Naval War College courses now stressed the importance of reliable intelligence, thorough knowledge of international affairs including the foreign policies of the U.S. and other influential countries, and knowledge of new technologies and their likely long-term evolutions. Courses also emphasized orderly thinking and planning and cooperation among the several military branches and the State and Defense Departments. To expand senior officer’s horizons beyond technical aspects of seamanship, Spruance brought in experts from universities and defense industries as visiting lecturers.
Spruance’s liberal education curriculum was intended to make the Navy’s leaders better informed citizens and “to get the best brains we can get.” Academic freedom was fundamental: there wasn’t a single “right answer” to a problem. Students were expected to think for themselves regardless of rank and were expected to have open minds receptive to the views of others. The College was no place for know-it-alls.

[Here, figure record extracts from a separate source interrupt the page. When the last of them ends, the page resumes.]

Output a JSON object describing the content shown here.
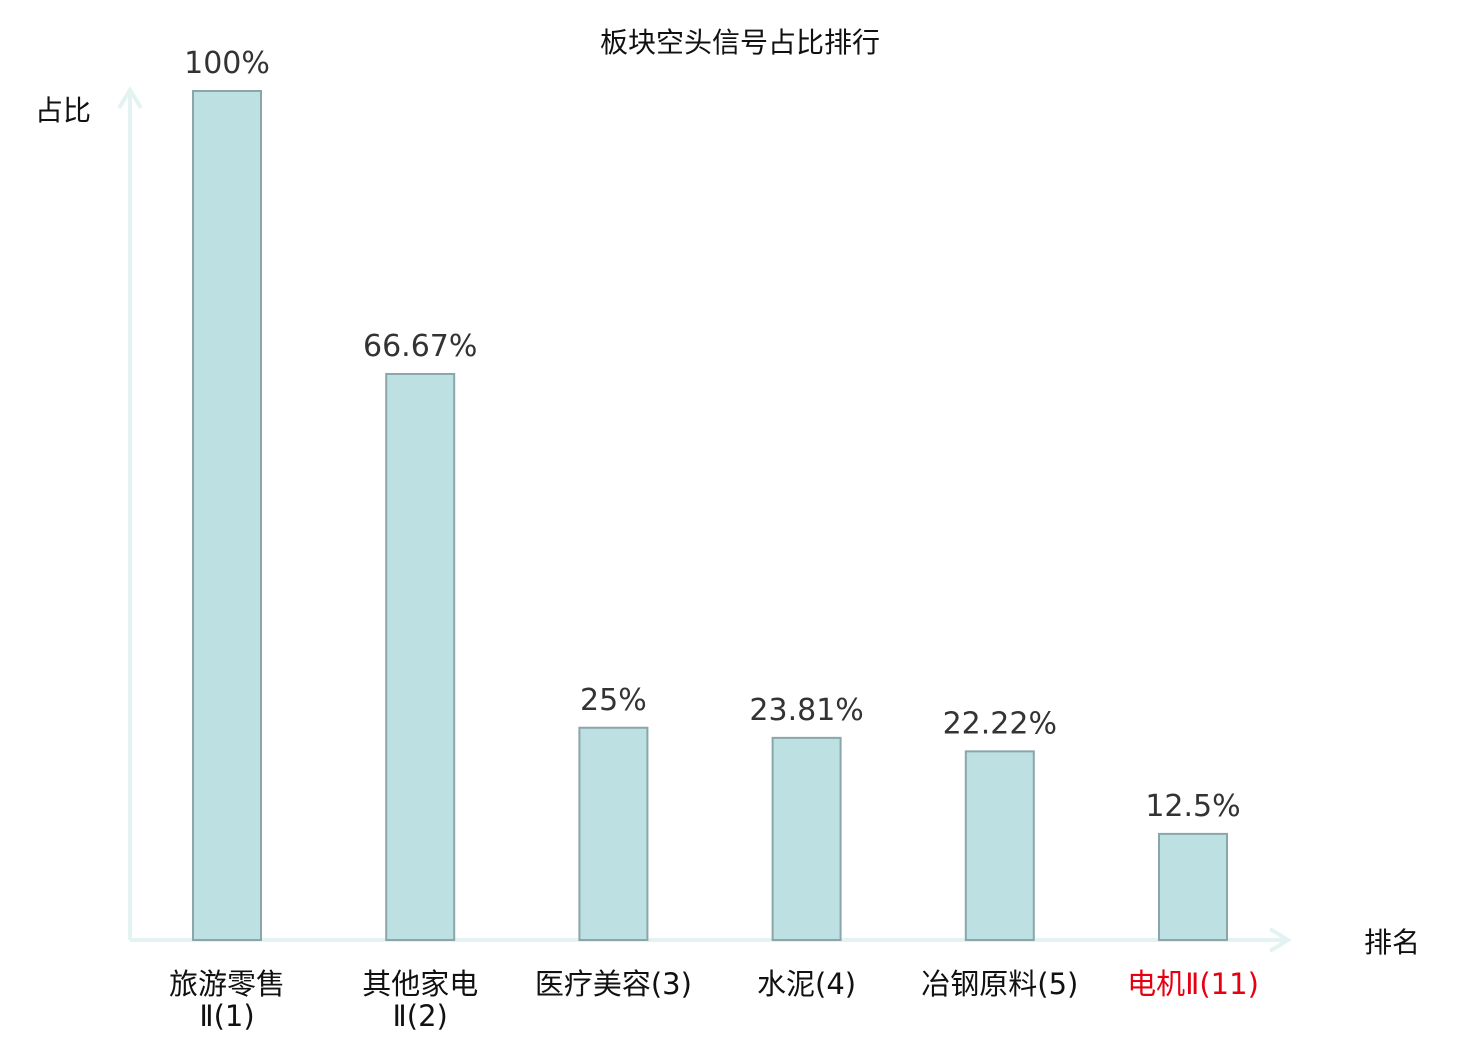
{
  "chart_data": {
    "type": "bar",
    "title": "板块空头信号占比排行",
    "ylabel": "占比",
    "xlabel": "排名",
    "ylim": [
      0,
      100
    ],
    "grid": false,
    "categories": [
      [
        "旅游零售",
        "Ⅱ(1)"
      ],
      [
        "其他家电",
        "Ⅱ(2)"
      ],
      [
        "医疗美容(3)"
      ],
      [
        "水泥(4)"
      ],
      [
        "冶钢原料(5)"
      ],
      [
        "电机Ⅱ(11)"
      ]
    ],
    "values": [
      100,
      66.67,
      25,
      23.81,
      22.22,
      12.5
    ],
    "value_labels": [
      "100%",
      "66.67%",
      "25%",
      "23.81%",
      "22.22%",
      "12.5%"
    ],
    "highlight_index": 5,
    "colors": {
      "bar_fill": "#bde0e3",
      "bar_stroke": "#8aa6ab",
      "axis": "#e2f3f1",
      "highlight_text": "#e60012",
      "text": "#111111",
      "value_text": "#333333"
    }
  }
}
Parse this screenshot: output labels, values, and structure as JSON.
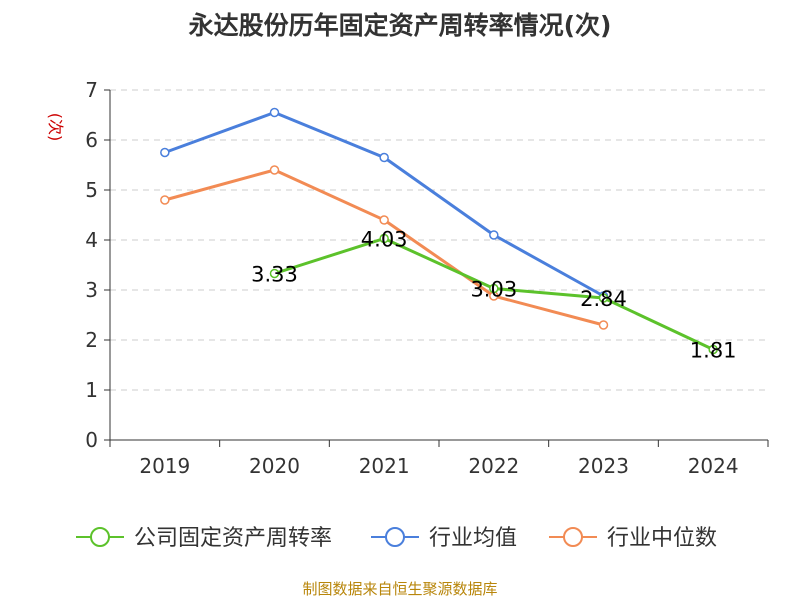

Contrast the Admiral’s approach to that of the current political regime’s attack on Iran where orderly thinking and planning was so lacking that the goal was unclear and an exit strategy nonexistent. Spruance’s approach was for professional military leaders, but we should expect civilian leaders who set military policy to share versions of the same qualities. Instead, too many lack a deep knowledge of world affairs, academic freedom in schools and universities is criticized, thinking for oneself is replaced by simple loyalty to one man, and expertise replaced by that man’s “instinct.” Admiral Spruance would be concerned for the future of the country he did so much to protect.